Our influences do vary greatly from band member to band member, but speaking for myself I would say that early ’70s prog, psych and folk have been quite major, also a lot of free jazz such as Ayler and more recently classical music or ancient medieval music has been on the turntable, especially Thomas Binkley and his Studio der Fruhen Musick project. Earlier on I guess bands like Sebadoh, Wire, This Heat and Big Black had a big effect on me. As far as contemporary stuff goes I particularly like “Moongazing Hare” from Denmark, “Kathleen Yearwood” from Canada and a lot of the “Hand Eye Records releases. But the list could go on and on.
What are some future plans for you?
As for future plans we are planning on playing some shows in Europe and the UK in September 2015. We have also nearly finished a new album which I’m very excited about. The new record is much more of a band approach again. Phil Coyle plays frame drum on this release and he will also be doing a lot of singing and chanting with me this time around. Also we have a new member Nick from Oz band “Dandelion Wine” playing dulcimer, hammered dulcimer and bowed psaltery as well as Naomi also from “Dandelion Wine” playing flute. The whole album has been recorded on analog 2 inch tape and it is sounding great courtesy of our engineer and buddy Anthony Cornish. And as I said before Beehive will be getting a vinyl release in the UK September this year. So there are lots of things to look forward to.

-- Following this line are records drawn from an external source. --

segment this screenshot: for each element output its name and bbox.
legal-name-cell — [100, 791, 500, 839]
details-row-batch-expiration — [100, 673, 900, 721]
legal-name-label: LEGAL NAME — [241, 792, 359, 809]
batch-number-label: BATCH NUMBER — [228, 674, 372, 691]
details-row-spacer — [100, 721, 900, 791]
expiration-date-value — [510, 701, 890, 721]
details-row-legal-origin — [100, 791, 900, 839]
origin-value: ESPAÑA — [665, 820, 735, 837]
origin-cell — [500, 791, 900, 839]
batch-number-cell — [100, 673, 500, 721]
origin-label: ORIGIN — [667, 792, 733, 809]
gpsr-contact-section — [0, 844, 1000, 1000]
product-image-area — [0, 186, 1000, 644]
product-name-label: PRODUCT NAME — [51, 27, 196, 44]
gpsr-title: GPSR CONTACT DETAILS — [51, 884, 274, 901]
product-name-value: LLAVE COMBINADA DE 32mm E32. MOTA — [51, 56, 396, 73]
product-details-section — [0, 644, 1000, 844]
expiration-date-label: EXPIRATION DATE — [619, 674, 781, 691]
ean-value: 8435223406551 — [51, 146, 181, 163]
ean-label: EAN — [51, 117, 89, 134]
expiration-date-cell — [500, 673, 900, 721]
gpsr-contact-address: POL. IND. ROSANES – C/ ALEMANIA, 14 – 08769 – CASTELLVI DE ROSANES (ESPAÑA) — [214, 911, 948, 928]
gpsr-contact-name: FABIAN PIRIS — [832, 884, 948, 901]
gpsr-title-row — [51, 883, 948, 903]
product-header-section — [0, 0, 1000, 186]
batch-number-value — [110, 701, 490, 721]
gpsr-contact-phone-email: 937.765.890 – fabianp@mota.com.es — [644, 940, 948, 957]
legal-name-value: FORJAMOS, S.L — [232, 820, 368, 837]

Do you have collection? What’s your opinion on the return of vinyl?
As for wax I am a vinyl tragic and vinyl in my opinion is the only way to go especially when you’re talking about returns and maintaining value for your collection. And lets face it… nothing sounds better than a nicely pressed record.
Thank you very much for taking your time. Before we say goodbye just one more question. What’s the story behind your band’s name?
As for the name it was a bit of a joke concerning a heavenly place drinking monk ale for eternity. And also a connection to my earlier band “Happily ever Afterland Band”.